Se hizo el silencio. Los continuos gritos de auxilio y muerte se acallaron. El crepitar de las llamas cesó. Se encontraba de nuevo en la arboleda, al lado de su última presa. Y aunque sabía que era un silencio falso, que los predadores acechaban detrás de cualquier sombra, el cazador decidió tomarse un respiro. Limpió cuidadosamente su rifle bajo la luz de la luna creciente.
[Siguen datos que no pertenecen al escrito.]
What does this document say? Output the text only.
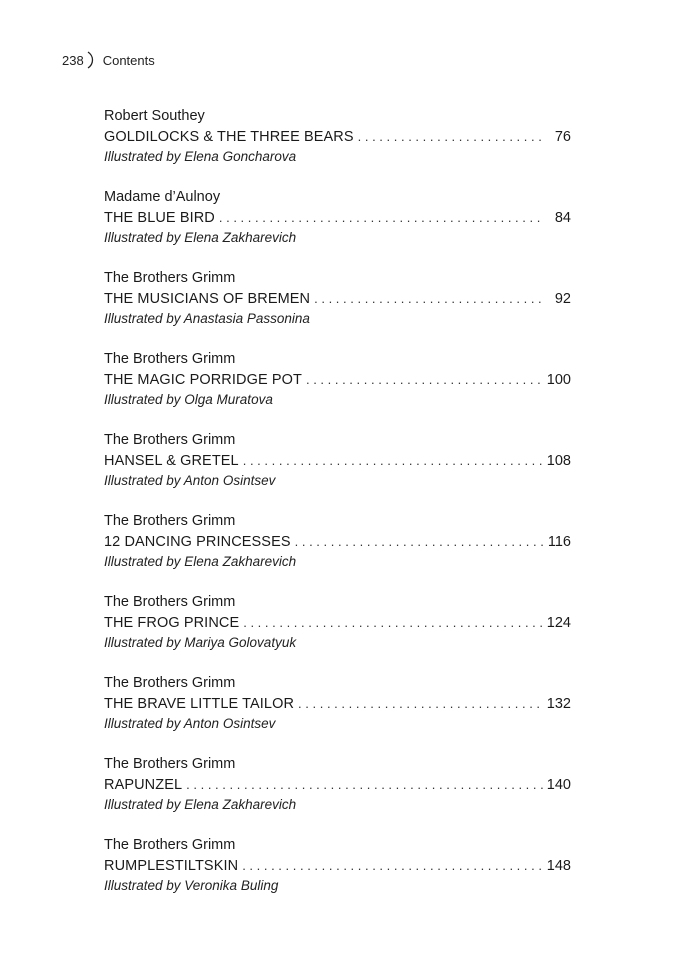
238 Contents
Robert Southey
GOLDILOCKS & THE THREE BEARS . . .	76
Illustrated by Elena Goncharova
Madame d’Aulnoy
THE BLUE BIRD . . .	84
Illustrated by Elena Zakharevich
The Brothers Grimm
THE MUSICIANS OF BREMEN . . .	92
Illustrated by Anastasia Passonina
The Brothers Grimm
THE MAGIC PORRIDGE POT . . .	100
Illustrated by Olga Muratova
The Brothers Grimm
HANSEL & GRETEL . . .	108
Illustrated by Anton Osintsev
The Brothers Grimm
12 DANCING PRINCESSES . . .	116
Illustrated by Elena Zakharevich
The Brothers Grimm
THE FROG PRINCE . . .	124
Illustrated by Mariya Golovatyuk
The Brothers Grimm
THE BRAVE LITTLE TAILOR . . .	132
Illustrated by Anton Osintsev
The Brothers Grimm
RAPUNZEL . . .	140
Illustrated by Elena Zakharevich
The Brothers Grimm
RUMPLESTILTSKIN . . .	148
Illustrated by Veronika Buling
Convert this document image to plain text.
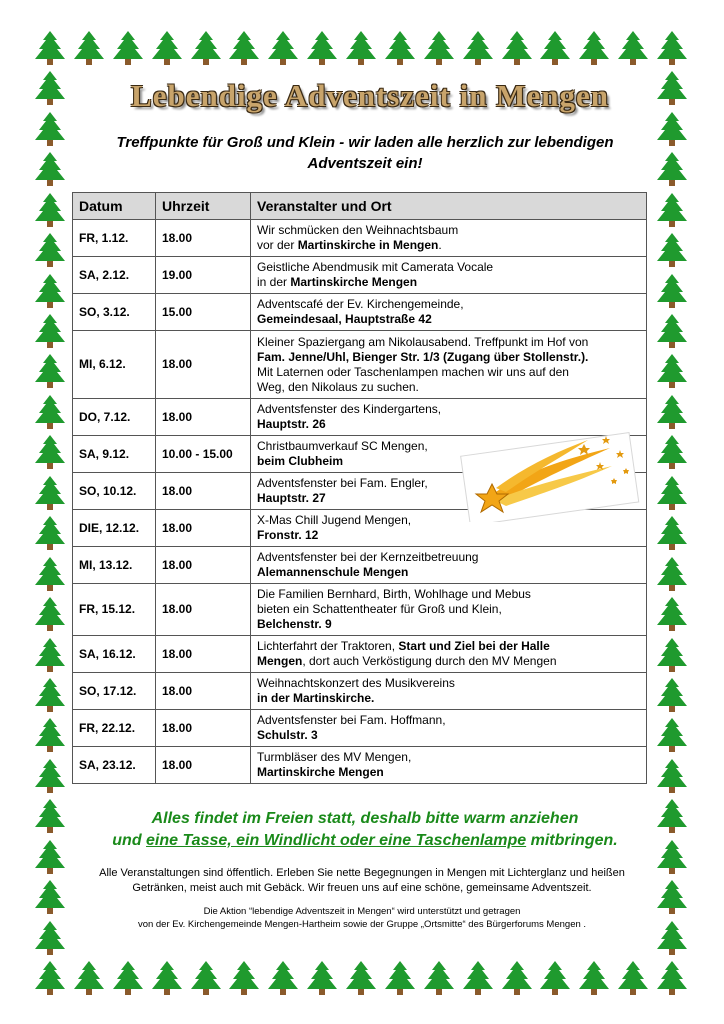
Lebendige Adventszeit in Mengen

Treffpunkte für Groß und Klein - wir laden alle herzlich zur lebendigen Adventszeit ein!

Datum	Uhrzeit	Veranstalter und Ort
FR, 1.12.	18.00	Wir schmücken den Weihnachtsbaum
vor der Martinskirche in Mengen.
SA, 2.12.	19.00	Geistliche Abendmusik mit Camerata Vocale
in der Martinskirche Mengen
SO, 3.12.	15.00	Adventscafé der Ev. Kirchengemeinde,
Gemeindesaal, Hauptstraße 42
MI, 6.12.	18.00	Kleiner Spaziergang am Nikolausabend. Treffpunkt im Hof von
Fam. Jenne/Uhl, Bienger Str. 1/3 (Zugang über Stollenstr.).
Mit Laternen oder Taschenlampen machen wir uns auf den
Weg, den Nikolaus zu suchen.
DO, 7.12.	18.00	Adventsfenster des Kindergartens,
Hauptstr. 26
SA, 9.12.	10.00 - 15.00	Christbaumverkauf SC Mengen,
beim Clubheim
SO, 10.12.	18.00	Adventsfenster bei Fam. Engler,
Hauptstr. 27
DIE, 12.12.	18.00	X-Mas Chill Jugend Mengen,
Fronstr. 12
MI, 13.12.	18.00	Adventsfenster bei der Kernzeitbetreuung
Alemannenschule Mengen
FR, 15.12.	18.00	Die Familien Bernhard, Birth, Wohlhage und Mebus
bieten ein Schattentheater für Groß und Klein,
Belchenstr. 9
SA, 16.12.	18.00	Lichterfahrt der Traktoren, Start und Ziel bei der Halle
Mengen, dort auch Verköstigung durch den MV Mengen
SO, 17.12.	18.00	Weihnachtskonzert des Musikvereins
in der Martinskirche.
FR, 22.12.	18.00	Adventsfenster bei Fam. Hoffmann,
Schulstr. 3
SA, 23.12.	18.00	Turmbläser des MV Mengen,
Martinskirche Mengen
Alles findet im Freien statt, deshalb bitte warm anziehen
und eine Tasse, ein Windlicht oder eine Taschenlampe mitbringen.
Alle Veranstaltungen sind öffentlich. Erleben Sie nette Begegnungen in Mengen mit Lichterglanz und heißen Getränken, meist auch mit Gebäck. Wir freuen uns auf eine schöne, gemeinsame Adventszeit.
Die Aktion “lebendige Adventszeit in Mengen“ wird unterstützt und getragen
von der Ev. Kirchengemeinde Mengen-Hartheim sowie der Gruppe „Ortsmitte“ des Bürgerforums Mengen .
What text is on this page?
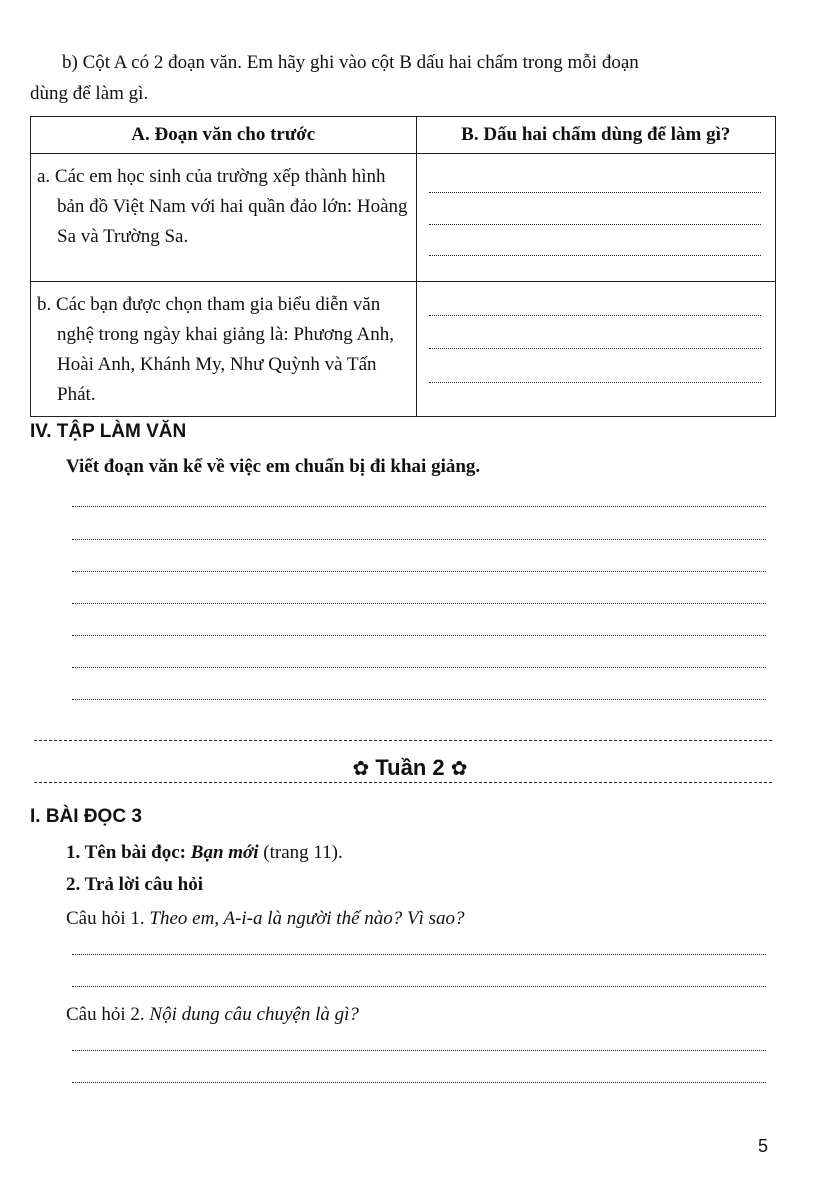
b) Cột A có 2 đoạn văn. Em hãy ghi vào cột B dấu hai chấm trong mỗi đoạn
dùng để làm gì.
A. Đoạn văn cho trước	B. Dấu hai chấm dùng để làm gì?

a. Các em học sinh của trường xếp thành hình bản đồ Việt Nam với hai quần đảo lớn: Hoàng Sa và Trường Sa.	

b. Các bạn được chọn tham gia biểu diễn văn nghệ trong ngày khai giảng là: Phương Anh, Hoài Anh, Khánh My, Như Quỳnh và Tấn Phát.	

IV. TẬP LÀM VĂN
Viết đoạn văn kể về việc em chuẩn bị đi khai giảng.
✿ Tuần 2 ✿
I. BÀI ĐỌC 3
1. Tên bài đọc: Bạn mới (trang 11).
2. Trả lời câu hỏi
Câu hỏi 1. Theo em, A-i-a là người thế nào? Vì sao?
Câu hỏi 2. Nội dung câu chuyện là gì?
5
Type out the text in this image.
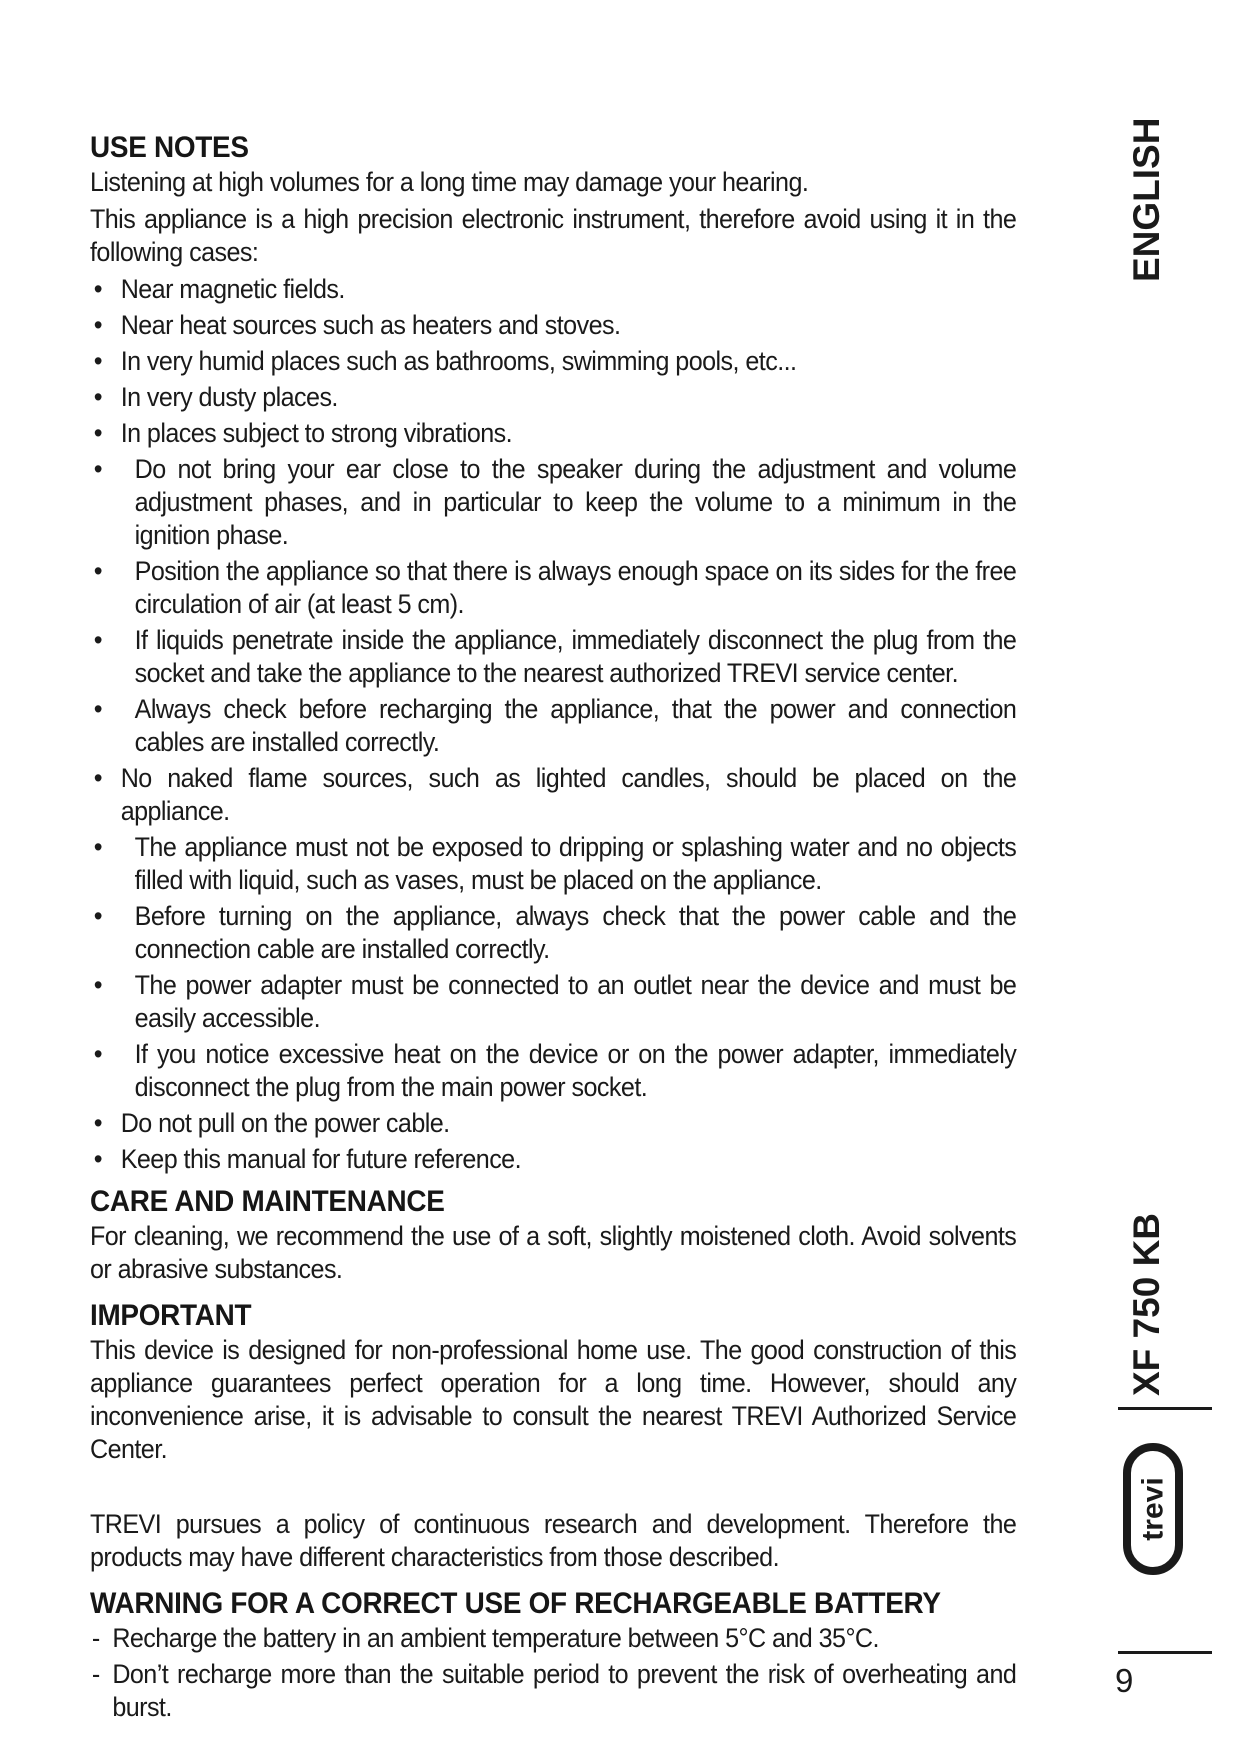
USE NOTES

Listening at high volumes for a long time may damage your hearing.

This appliance is a high precision electronic instrument, therefore avoid using it in the following cases:

• Near magnetic fields.
• Near heat sources such as heaters and stoves.
• In very humid places such as bathrooms, swimming pools, etc...
• In very dusty places.
• In places subject to strong vibrations.
• Do not bring your ear close to the speaker during the adjustment and volume adjustment phases, and in particular to keep the volume to a minimum in the ignition phase.
• Position the appliance so that there is always enough space on its sides for the free circulation of air (at least 5 cm).
• If liquids penetrate inside the appliance, immediately disconnect the plug from the socket and take the appliance to the nearest authorized TREVI service center.
• Always check before recharging the appliance, that the power and connection cables are installed correctly.
• No naked flame sources, such as lighted candles, should be placed on the appliance.
• The appliance must not be exposed to dripping or splashing water and no objects filled with liquid, such as vases, must be placed on the appliance.
• Before turning on the appliance, always check that the power cable and the connection cable are installed correctly.
• The power adapter must be connected to an outlet near the device and must be easily accessible.
• If you notice excessive heat on the device or on the power adapter, immediately disconnect the plug from the main power socket.
• Do not pull on the power cable.
• Keep this manual for future reference.
CARE AND MAINTENANCE

For cleaning, we recommend the use of a soft, slightly moistened cloth. Avoid solvents or abrasive substances.

IMPORTANT

This device is designed for non-professional home use. The good construction of this appliance guarantees perfect operation for a long time. However, should any inconvenience arise, it is advisable to consult the nearest TREVI Authorized Service Center.

TREVI pursues a policy of continuous research and development. Therefore the products may have different characteristics from those described.

WARNING FOR A CORRECT USE OF RECHARGEABLE BATTERY
- Recharge the battery in an ambient temperature between 5°C and 35°C.
- Don’t recharge more than the suitable period to prevent the risk of overheating and burst.
ENGLISH
XF 750 KB
trevi
9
Repuso la munición y la pólvora de los bolsillos de su faldriquera. Comió un puñado de bayas acompañadas de agua de manantial. Calculó algunas coordenadas espacio temporales. Y finalmente se levantó, ató firmemente su pañoleta en torno a su frente, escondió su preciada máquina bajo la camisa, colgó el rifle a su espalda y comenzó su larga marcha hacia el oeste. Hacia las tierras de los Kru'gh.

La cacería no había hecho más que comenzar.